DGPN : Joachim Rajaobelina promu Contrôleur général

Le nouveau DGPN compte une « étoile » de plus sur ses épaulettes.
Le nouveau DGPN compte une « étoile » de plus sur ses épaulettes.

Nommé Directeur Général de la Police Nationale (DGPN) le 11 février dernier, le Commissaire Divisionnaire Joachim Rajaobelina vient d’être promu au grade de Contrôleur général de Police.

Il s’agit d’un avancement à titre exceptionnel prévu par l’article 40 du statut général autonome des fonctionnaires de Police « pour acte de bravoure ou services rendus à la Nation ». Dans le cas d’espèce, l’avancement du nouveau DGPN est certainement dû à ses 21 ans de service au sein de la Police. Sans doute que cela est aussi justifié par le fait qu’il serait assez délicat pour les « 2 étoiles » qu’il était, de commander des « 3 étoiles ». D’où son avancement à titre exceptionnel pour qu’il ne soit pas gêné devant les contrôleurs généraux qui sont légion dans les rangs de la Police. Et ce, quand bien même la fonction primerait sur le grade. Un principe en vertu duquel il ne serait tenu de se mettre au garde-à-vous que devant son supérieur hiérarchique direct, le ministre de la Sécurité Publique Blaise Richard Randimbisoa. Lequel a également bénéficié, en janvier dernier, d’une promotion à titre exceptionnel au grade d’Inspecteur général car il lui manquait effectivement un échelon pour un avancement normal.

Proportion.

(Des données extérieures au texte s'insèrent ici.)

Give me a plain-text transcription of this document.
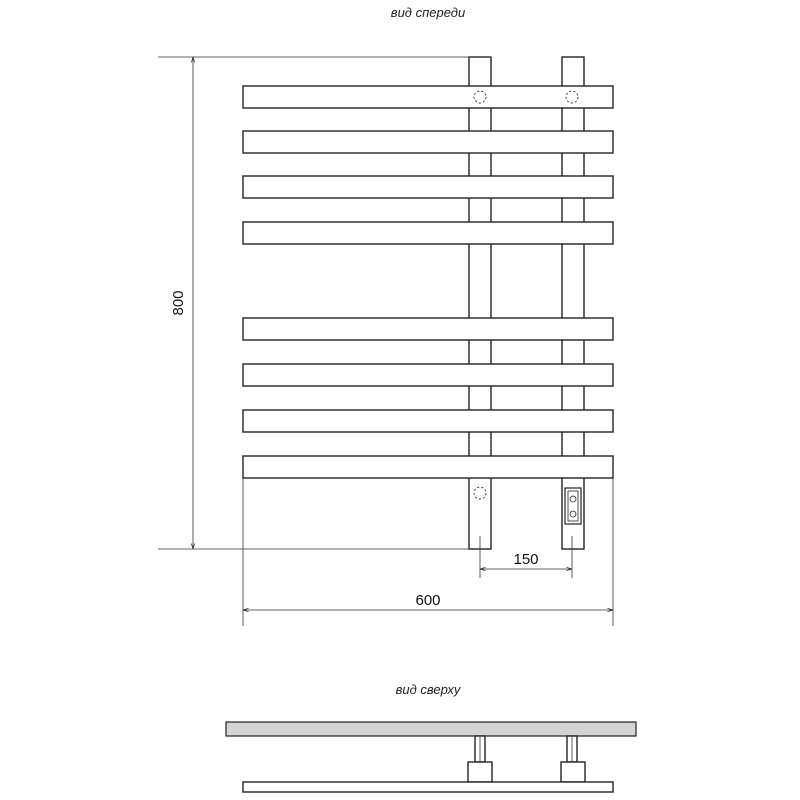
вид спереди
800
150
600
вид сверху
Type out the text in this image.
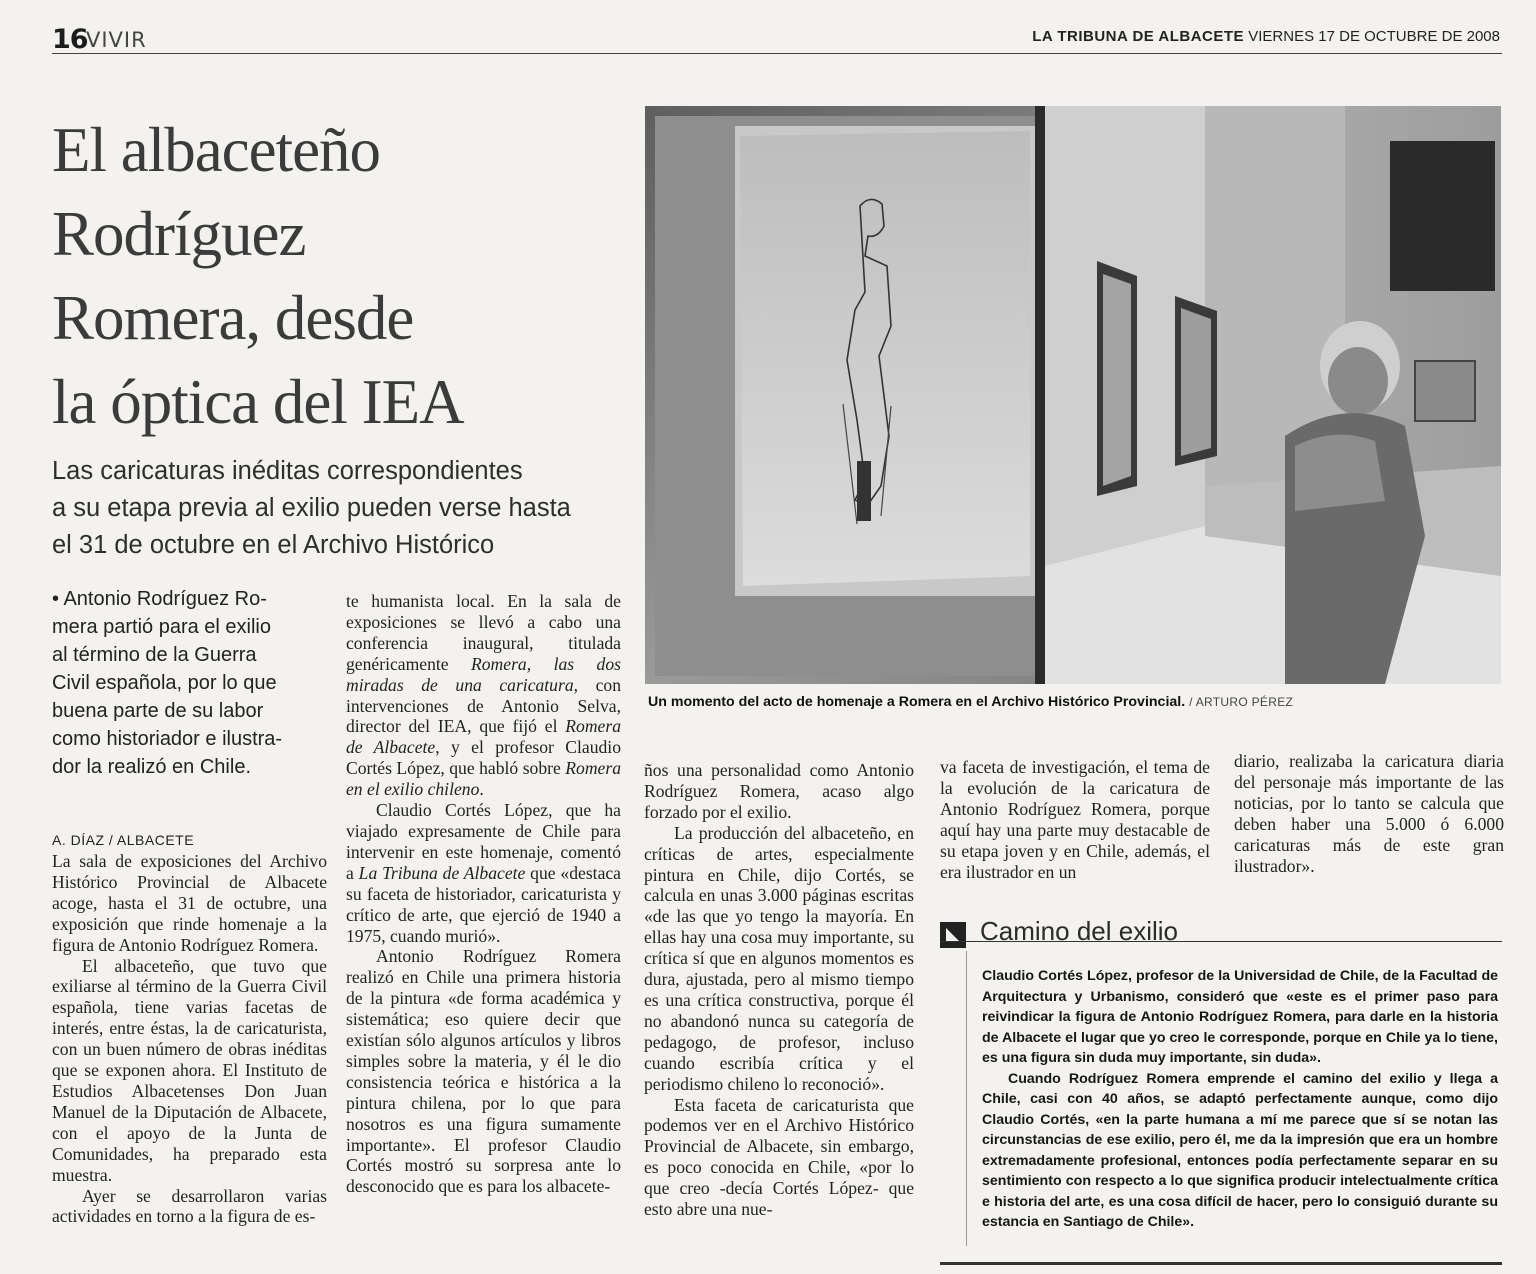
16
VIVIR	LA TRIBUNA DE ALBACETE VIERNES 17 DE OCTUBRE DE 2008
El albaceteño
Rodríguez
Romera, desde
la óptica del IEA
Las caricaturas inéditas correspondientes
a su etapa previa al exilio pueden verse hasta
el 31 de octubre en el Archivo Histórico
• Antonio Rodríguez Ro-
mera partió para el exilio
al término de la Guerra
Civil española, por lo que
buena parte de su labor
como historiador e ilustra-
dor la realizó en Chile.
A. DÍAZ / ALBACETE

La sala de exposiciones del Archivo Histórico Provincial de Albacete acoge, hasta el 31 de octubre, una exposición que rinde homenaje a la figura de Antonio Rodríguez Romera.

El albaceteño, que tuvo que exiliarse al término de la Guerra Civil española, tiene varias facetas de interés, entre éstas, la de caricaturista, con un buen número de obras inéditas que se exponen ahora. El Instituto de Estudios Albacetenses Don Juan Manuel de la Diputación de Albacete, con el apoyo de la Junta de Comunidades, ha preparado esta muestra.

Ayer se desarrollaron varias actividades en torno a la figura de es-

te humanista local. En la sala de exposiciones se llevó a cabo una conferencia inaugural, titulada genéricamente Romera, las dos miradas de una caricatura, con intervenciones de Antonio Selva, director del IEA, que fijó el Romera de Albacete, y el profesor Claudio Cortés López, que habló sobre Romera en el exilio chileno.

Claudio Cortés López, que ha viajado expresamente de Chile para intervenir en este homenaje, comentó a La Tribuna de Albacete que «destaca su faceta de historiador, caricaturista y crítico de arte, que ejerció de 1940 a 1975, cuando murió».

Antonio Rodríguez Romera realizó en Chile una primera historia de la pintura «de forma académica y sistemática; eso quiere decir que existían sólo algunos artículos y libros simples sobre la materia, y él le dio consistencia teórica e histórica a la pintura chilena, por lo que para nosotros es una figura sumamente importante». El profesor Claudio Cortés mostró su sorpresa ante lo desconocido que es para los albacete-

Un momento del acto de homenaje a Romera en el Archivo Histórico Provincial. / ARTURO PÉREZ

ños una personalidad como Antonio Rodríguez Romera, acaso algo forzado por el exilio.

La producción del albaceteño, en críticas de artes, especialmente pintura en Chile, dijo Cortés, se calcula en unas 3.000 páginas escritas «de las que yo tengo la mayoría. En ellas hay una cosa muy importante, su crítica sí que en algunos momentos es dura, ajustada, pero al mismo tiempo es una crítica constructiva, porque él no abandonó nunca su categoría de pedagogo, de profesor, incluso cuando escribía crítica y el periodismo chileno lo reconoció».

Esta faceta de caricaturista que podemos ver en el Archivo Histórico Provincial de Albacete, sin embargo, es poco conocida en Chile, «por lo que creo -decía Cortés López- que esto abre una nue-

va faceta de investigación, el tema de la evolución de la caricatura de Antonio Rodríguez Romera, porque aquí hay una parte muy destacable de su etapa joven y en Chile, además, el era ilustrador en un

diario, realizaba la caricatura diaria del personaje más importante de las noticias, por lo tanto se calcula que deben haber una 5.000 ó 6.000 caricaturas más de este gran ilustrador».

Camino del exilio

Claudio Cortés López, profesor de la Universidad de Chile, de la Facultad de Arquitectura y Urbanismo, consideró que «este es el primer paso para reivindicar la figura de Antonio Rodríguez Romera, para darle en la historia de Albacete el lugar que yo creo le corresponde, porque en Chile ya lo tiene, es una figura sin duda muy importante, sin duda».

Cuando Rodríguez Romera emprende el camino del exilio y llega a Chile, casi con 40 años, se adaptó perfectamente aunque, como dijo Claudio Cortés, «en la parte humana a mí me parece que sí se notan las circunstancias de ese exilio, pero él, me da la impresión que era un hombre extremadamente profesional, entonces podía perfectamente separar en su sentimiento con respecto a lo que significa producir intelectualmente crítica e historia del arte, es una cosa difícil de hacer, pero lo consiguió durante su estancia en Santiago de Chile».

A l’instar du nouveau DGPN dont les « 3 « étoiles » n’auront pas à pâlir devant ses frères d’armes du même grade, les « 4 étoiles » décernés au ministre de la Sécurité Publique ont redressé un tant soit peu  le « deux poids, deux mesures » entre la Police et les forces armées. En effet, deux généraux de division ont été récemment promus au grade de général de corps d’Armée dans la Gendarmerie, comme l’ont été trois  généraux de division au niveau de l’Armée. La proportion par rapport à l’effectif est plus ou moins respectée car la Police compte quelque 8 500 éléments. Contre 14 000 pour la Gendarmerie. Et un peu plus pour l’Armée.

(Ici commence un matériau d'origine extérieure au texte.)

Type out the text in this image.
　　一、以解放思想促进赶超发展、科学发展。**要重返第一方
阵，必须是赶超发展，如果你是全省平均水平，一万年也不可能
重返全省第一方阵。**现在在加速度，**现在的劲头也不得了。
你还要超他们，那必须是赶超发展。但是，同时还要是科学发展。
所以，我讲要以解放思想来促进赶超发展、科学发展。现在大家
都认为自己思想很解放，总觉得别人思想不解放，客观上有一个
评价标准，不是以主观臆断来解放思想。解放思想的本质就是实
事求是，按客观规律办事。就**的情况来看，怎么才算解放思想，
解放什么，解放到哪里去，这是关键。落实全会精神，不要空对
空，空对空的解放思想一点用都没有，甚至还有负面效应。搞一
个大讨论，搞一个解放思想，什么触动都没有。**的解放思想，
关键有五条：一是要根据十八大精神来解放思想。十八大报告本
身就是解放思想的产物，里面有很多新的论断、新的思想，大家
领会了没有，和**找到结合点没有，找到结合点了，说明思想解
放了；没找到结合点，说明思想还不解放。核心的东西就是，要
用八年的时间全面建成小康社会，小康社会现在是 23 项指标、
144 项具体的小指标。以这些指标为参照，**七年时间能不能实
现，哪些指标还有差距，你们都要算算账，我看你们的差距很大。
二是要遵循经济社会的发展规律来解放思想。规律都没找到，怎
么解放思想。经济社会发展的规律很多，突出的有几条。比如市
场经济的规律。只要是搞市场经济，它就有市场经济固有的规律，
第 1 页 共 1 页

Saqués. Toujours est-il qu’il y a d’autres généraux de division et contrôleurs généraux de Police qui attendent un « quatrième étoile » sur leurs épaulettes. Pour ne citer que le DGPN sortant Jean Roland Andriamampionona qui compte 3 ans de port de grade. Ou encore l’autre ancien DGPN, Talbot Antonin qui est contrôleur général depuis 5 ans. Sans oublier l’actuel SG du ministère de la Sécurité Publique, Tantely Razafimanantsoa qui est le plus ancien dans le grade de contrôleur général qu’il porte depuis 10 ans. Après avoir été plus ou moins saqués pendant des années, ces trois « 3 étoiles » pourraient être enfin promus au grade d’Inspecteur général de Police en juin prochain, lors de l’avancement …normal.